Pasaron junto a una hilera de vagones desiertos y franquearon por un puente una larga avenida balizada con luces que parecían unirse, muy lejos, bajo un cielo gris de hinchazones pálidas.
—No te olvides de pasar por tu casa. Pídeles un permiso. No te lo negarán… Y luego, lee los diarios. Es posible que te enteres de algo.
Todo eso no eran más que consuelos. Palabras vacías. Una manera de llenar el silencio, de lanzar entre ambos una pasarela frágil que se hundiría al cabo de unos pocos minutos para caer en un profundo abismo. Ravinel hizo cuestión de honor el jugar el juego hasta el final. Buscó un compartimiento; encontró un rincón en un vagón nuevo que olía a barniz. Y Luciana insistió en permanecer en el andén todo el tiempo posible. Fue preciso que un empleado le hiciese un ademán.
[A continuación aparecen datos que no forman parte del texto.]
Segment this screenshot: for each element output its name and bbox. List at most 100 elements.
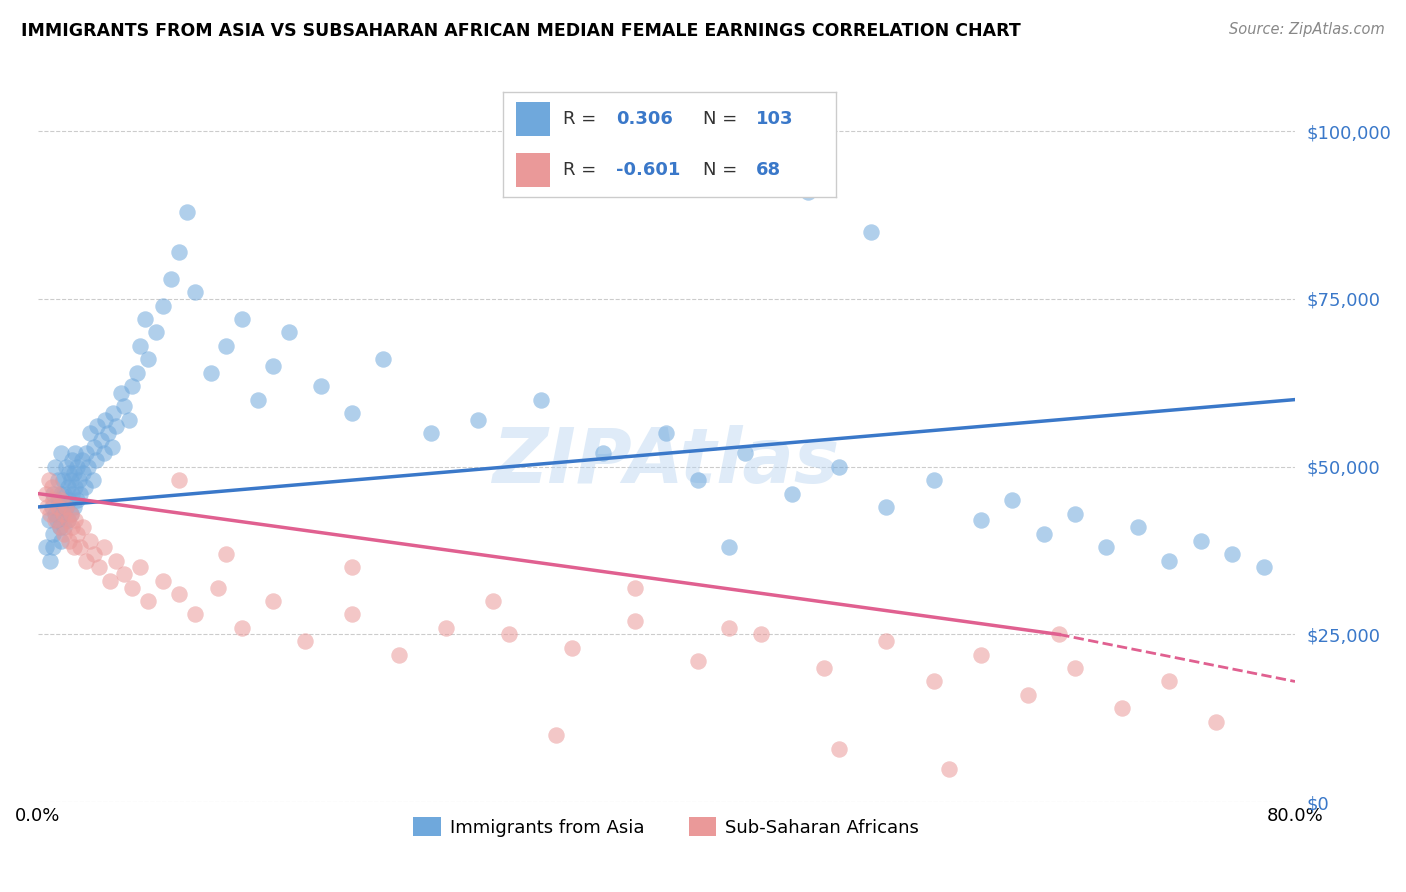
Point — [42, 493, 65, 508]
Point — [39, 507, 62, 521]
Point — [56, 480, 79, 494]
Point — [118, 413, 141, 427]
Point — [530, 392, 553, 407]
Point — [388, 648, 411, 662]
Point — [145, 326, 167, 340]
Point — [294, 634, 316, 648]
Point — [624, 581, 647, 595]
Point — [828, 741, 851, 756]
Point — [875, 500, 897, 514]
Point — [83, 440, 105, 454]
Point — [1220, 547, 1243, 561]
Point — [434, 621, 457, 635]
Point — [46, 500, 69, 514]
Point — [1205, 714, 1227, 729]
Point — [53, 526, 76, 541]
Point — [51, 446, 73, 460]
Point — [105, 419, 128, 434]
Point — [718, 621, 741, 635]
Point — [60, 453, 83, 467]
Point — [60, 520, 83, 534]
Point — [52, 473, 75, 487]
Point — [52, 507, 75, 521]
Point — [373, 352, 395, 367]
Point — [72, 467, 94, 481]
Point — [100, 440, 122, 454]
Point — [112, 567, 135, 582]
Point — [922, 473, 945, 487]
Point — [1159, 674, 1181, 689]
Point — [128, 560, 150, 574]
Point — [53, 520, 76, 534]
Point — [749, 627, 772, 641]
Point — [56, 513, 79, 527]
Point — [97, 426, 120, 441]
Point — [152, 299, 174, 313]
Point — [83, 547, 105, 561]
Point — [66, 526, 89, 541]
Point — [48, 520, 70, 534]
Point — [105, 554, 128, 568]
Point — [55, 459, 77, 474]
Point — [38, 513, 60, 527]
Point — [45, 486, 67, 500]
Point — [859, 225, 882, 239]
Point — [167, 587, 190, 601]
Point — [128, 339, 150, 353]
Point — [134, 312, 156, 326]
Point — [561, 640, 583, 655]
Point — [37, 500, 59, 514]
Point — [58, 533, 80, 548]
Point — [66, 493, 89, 508]
Point — [55, 500, 77, 514]
Point — [1159, 554, 1181, 568]
Point — [48, 520, 70, 534]
Point — [1047, 627, 1070, 641]
Point — [938, 762, 960, 776]
Point — [110, 385, 132, 400]
Point — [1064, 507, 1087, 521]
Point — [125, 366, 148, 380]
Point — [655, 426, 678, 441]
Point — [1064, 661, 1087, 675]
Point — [69, 540, 91, 554]
Point — [160, 272, 183, 286]
Point — [813, 661, 835, 675]
Point — [136, 352, 159, 367]
Point — [309, 379, 332, 393]
Point — [75, 446, 97, 460]
Point — [34, 540, 56, 554]
Point — [72, 520, 94, 534]
Point — [340, 607, 363, 622]
Text: Source: ZipAtlas.com: Source: ZipAtlas.com — [1229, 22, 1385, 37]
Point — [922, 674, 945, 689]
Point — [231, 621, 253, 635]
Point — [94, 413, 117, 427]
Point — [63, 467, 86, 481]
Point — [1001, 493, 1024, 508]
Point — [87, 560, 110, 574]
Point — [39, 554, 62, 568]
Point — [84, 453, 107, 467]
Point — [59, 507, 82, 521]
Point — [65, 446, 87, 460]
Point — [207, 581, 229, 595]
Point — [70, 453, 93, 467]
Text: ZIPAtlas: ZIPAtlas — [492, 425, 839, 499]
Point — [52, 507, 75, 521]
Point — [419, 426, 441, 441]
Point — [34, 486, 56, 500]
Point — [79, 533, 101, 548]
Point — [215, 547, 238, 561]
Point — [48, 500, 70, 514]
Legend: Immigrants from Asia, Sub-Saharan Africans: Immigrants from Asia, Sub-Saharan Africa… — [406, 810, 927, 844]
Point — [65, 480, 87, 494]
Point — [41, 500, 63, 514]
Point — [42, 526, 65, 541]
Point — [56, 513, 79, 527]
Point — [246, 392, 269, 407]
Point — [215, 339, 238, 353]
Point — [1189, 533, 1212, 548]
Point — [875, 634, 897, 648]
Point — [262, 594, 284, 608]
Besó a Ravinel con una violencia que lo dejó sorprendido.
—Ten valor, cariño. ¡Telefonéame!
El tren arrancó muy lentamente. El rostro de Luciana se alejaba: no era más que una mancha blanca. Otros rostros, en las ventanillas, pasaban, y todos los ojos miraban a Ravinel. Se subió el cuello del abrigo. Se sentía mal. El tren se precipitaba hacia una lejanía agujereada por señales policromas. Ravinel dio media vuelta e irguió la cabeza.